Ci si chiede se la sospensione dei termini (comma 2 dell’art. 83 del d.l. n. 18/2020) comporti anche una dilazione di diritto di tutti quelli correnti nei 38 giorni (9 marzo - 15 aprile) come accade per i 30 giorni della più nota sospensione feriale. Oppure se si è voluto più semplicemente rimandare il compimento degli atti a dopo l’emergenza, così come accade per le udienze in calendario da giorno 16 aprile in poi (comma 1).

E’ vero, non è il tempo di far filosofie.
Ma mi chiedo, escludendo gli ottimati, quanti di noi restanti artigiani od operai del diritto, aperta l’agenda legale, hanno rimandato e prolungato il compimento degli atti processuali come se la sospensione in corso sia esattamente sovrapponibile a quella d’agosto?
O piuttosto han compiuto gli atti scadenti, facendo finta che i decreti di marzo non fossero nemmeno esistiti?
Forse i più temerari avranno tutt’al più spostato l’appunto dal giorno di scadenza primitivo a quello nuovo del 16 aprile (altri al 23 marzo, in virtù del primo decreto).
Quanti hanno lasciato le scadenze successive al 15 aprile nel foglio d’agenda in cui esse già stavano prima dell’emergenza?
Molti, a quanto pare.
Tutto ciò è l’effetto di un incontro: tra lo scrupolo tipico della nostra professione forense e la grammatica del legislatore moderno che mostra tutti i suoi limiti difronte all’emergenza e si spera che in futuro verrà seppellita una volta per tutte in favore di quel lessico normativo meno ansioso, più pacato, e al contempo efficacissimo, che un tempo usavano i nostri padri legislatori.
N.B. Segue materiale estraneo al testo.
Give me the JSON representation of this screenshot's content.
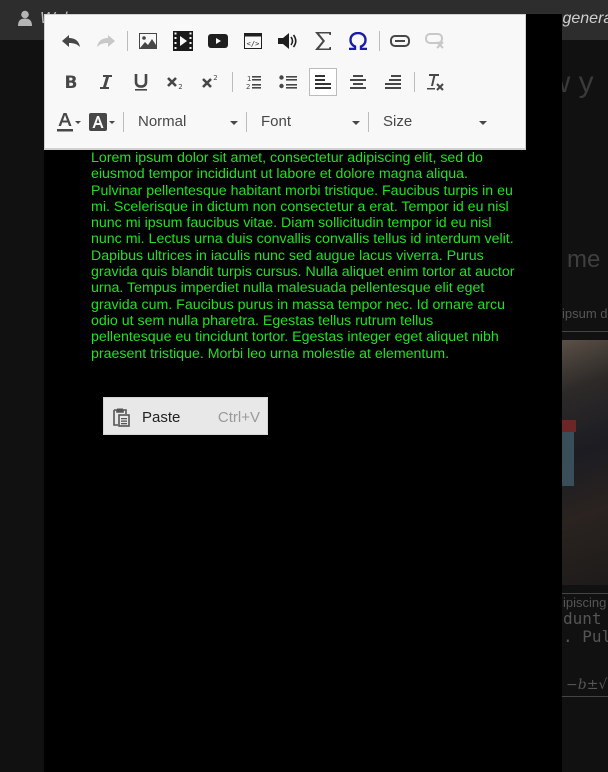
{
  "topbar": {
    "welcome_fragment": "Welcome, ...",
    "tail_fragment": "nger genera"
  },
  "background_page": {
    "heading_fragment": "ow y",
    "subheading_fragment": "me",
    "lorem_fragment": "ipsum d",
    "text_fragment_1": "ipiscing",
    "text_fragment_2": "dunt",
    "text_fragment_3": ". Pulv",
    "formula_fragment": "−b±√"
  },
  "toolbar": {
    "row1": [
      {
        "name": "undo",
        "icon": "undo-icon",
        "enabled": true
      },
      {
        "name": "redo",
        "icon": "redo-icon",
        "enabled": false
      },
      {
        "name": "image",
        "icon": "image-icon",
        "enabled": true
      },
      {
        "name": "video",
        "icon": "video-icon",
        "enabled": true
      },
      {
        "name": "youtube",
        "icon": "youtube-icon",
        "enabled": true
      },
      {
        "name": "embed",
        "icon": "embed-icon",
        "enabled": true
      },
      {
        "name": "audio",
        "icon": "audio-icon",
        "enabled": true
      },
      {
        "name": "math",
        "icon": "sigma-icon",
        "enabled": true
      },
      {
        "name": "special-char",
        "icon": "omega-icon",
        "enabled": true
      },
      {
        "name": "link",
        "icon": "link-icon",
        "enabled": true
      },
      {
        "name": "unlink",
        "icon": "unlink-icon",
        "enabled": false
      }
    ],
    "row2": [
      {
        "name": "bold",
        "icon": "bold-icon"
      },
      {
        "name": "italic",
        "icon": "italic-icon"
      },
      {
        "name": "underline",
        "icon": "underline-icon"
      },
      {
        "name": "subscript",
        "icon": "subscript-icon"
      },
      {
        "name": "superscript",
        "icon": "superscript-icon"
      },
      {
        "name": "numbered-list",
        "icon": "numbered-list-icon"
      },
      {
        "name": "bulleted-list",
        "icon": "bulleted-list-icon"
      },
      {
        "name": "align-left",
        "icon": "align-left-icon",
        "active": true
      },
      {
        "name": "align-center",
        "icon": "align-center-icon"
      },
      {
        "name": "align-right",
        "icon": "align-right-icon"
      },
      {
        "name": "remove-format",
        "icon": "remove-format-icon"
      }
    ],
    "format_select": "Normal",
    "font_select": "Font",
    "size_select": "Size"
  },
  "editor": {
    "text_color": "#22e022",
    "background_color": "#000000",
    "content": "Lorem ipsum dolor sit amet, consectetur adipiscing elit, sed do eiusmod tempor incididunt ut labore et dolore magna aliqua. Pulvinar pellentesque habitant morbi tristique. Faucibus turpis in eu mi. Scelerisque in dictum non consectetur a erat. Tempor id eu nisl nunc mi ipsum faucibus vitae. Diam sollicitudin tempor id eu nisl nunc mi. Lectus urna duis convallis convallis tellus id interdum velit. Dapibus ultrices in iaculis nunc sed augue lacus viverra. Purus gravida quis blandit turpis cursus. Nulla aliquet enim tortor at auctor urna. Tempus imperdiet nulla malesuada pellentesque elit eget gravida cum. Faucibus purus in massa tempor nec. Id ornare arcu odio ut sem nulla pharetra. Egestas tellus rutrum tellus pellentesque eu tincidunt tortor. Egestas integer eget aliquet nibh praesent tristique. Morbi leo urna molestie at elementum."
  },
  "context_menu": {
    "items": [
      {
        "label": "Paste",
        "shortcut": "Ctrl+V",
        "icon": "paste-icon"
      }
    ]
  }
}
Più il mondo si complica, meno ha bisogno di regole complicate, come già si diceva in un’altra occasione.
Ma è anche l’effetto del fatto che chi, seppur tardivamente, si è svegliato ed espresso in proposito si è limitato ad allegare che i termini sono eguali a quelli estivi, senza motivarlo, come una sorta di diktat: ma i diktat spettano al legislatore, non certo ai suoli interpreti.

Le settimane enigmistiche
Ma una cosa è certa per la settimana enigmistica passata, per quella in corso ed almeno per le due prossime a venire sino al 15 aprile.
Salvo che per le eccezioni di cui al comma 3 dell’art. 83 in commento, per il resto sino al 15 aprile è certamente sospeso il termine per il compimento di qualsiasi atto: quindi si ha tutto il tempo di rimuginare sulle norme in commento, e il legislatore di semplificarle ulteriormente, se occorre.
Infatti, si ricorderà che nella vecchia formulazione dell’8 marzo tra i primi due articoli (ora tradotti nei primi due commi dell’art. 83 del d.l. del 17 marzo) v’era un legame dato dall’infelice rinvio del secondo ai procedimenti di cui al primo.
Rinvio da cui sortì l’ipotesi che la sospensione dei termini riguardasse solo i processi per cui erano previste a ruolo le udienze nel periodo di vacanza, o comunque i procedimenti “pendenti”, escludendo tutto il resto.
In un precedente lavoro si è già avuto modo di criticare una tale ipotesi restrittiva, dicendola contraria alla ratio dell’emergenza, ed anche la Relazione ministeriale antistante l’ultimo decreto del 17 marzo stigmatizzò quelle interpretazioni elusive.
Ne è venuta la nuova formulazione che, eliminando nell’art. 83 il rinvio della disposizione del secondo comma alla disposizione del primo, scioglie il legame tra le due e ogni dubbio in proposito.

Ma andiamo alle fonti

La lettera dei primi due commi dell’art. 83 ora è la seguente:

“1. Dal 9 marzo 2020 al 15 aprile 2020 le udienze dei procedimenti civili e penali pendenti presso tutti gli uffici giudiziari sono rinviate d’ufficio a data successiva al 15 aprile 2020.
2. Dal 9 marzo 2020 al 15 aprile 2020 è sospeso il decorso dei termini per il compimento di qualsiasi atto dei procedimenti civili e penali. Si intendono pertanto sospesi, per la stessa durata, i termini stabiliti per la fase delle indagini preliminari, per l’adozione di provvedimenti giudiziari e per il deposito della loro motivazione, per la proposizione degli atti introduttivi del giudizio e dei procedimenti esecutivi, per le impugnazioni e, in genere, tutti i termini procedurali. Ove il decorso del termine abbia inizio durante il periodo di sospensione, l’inizio stesso è differito alla fine di detto periodo. Quando il termine è computato a ritroso e ricade in tutto o in parte nel periodo di sospensione, è differita l’udienza o l’attività da cui decorre il termine in modo da consentirne il rispetto. Si intendono altresì sospesi, per la stessa durata indicata nel primo periodo, i termini per la notifica del ricorso in primo grado innanzi alle Commissioni tributarie e il termine di cui all’articolo 17-bis, comma 2 del decreto legislativo 31 dicembre 1992 n. 546.”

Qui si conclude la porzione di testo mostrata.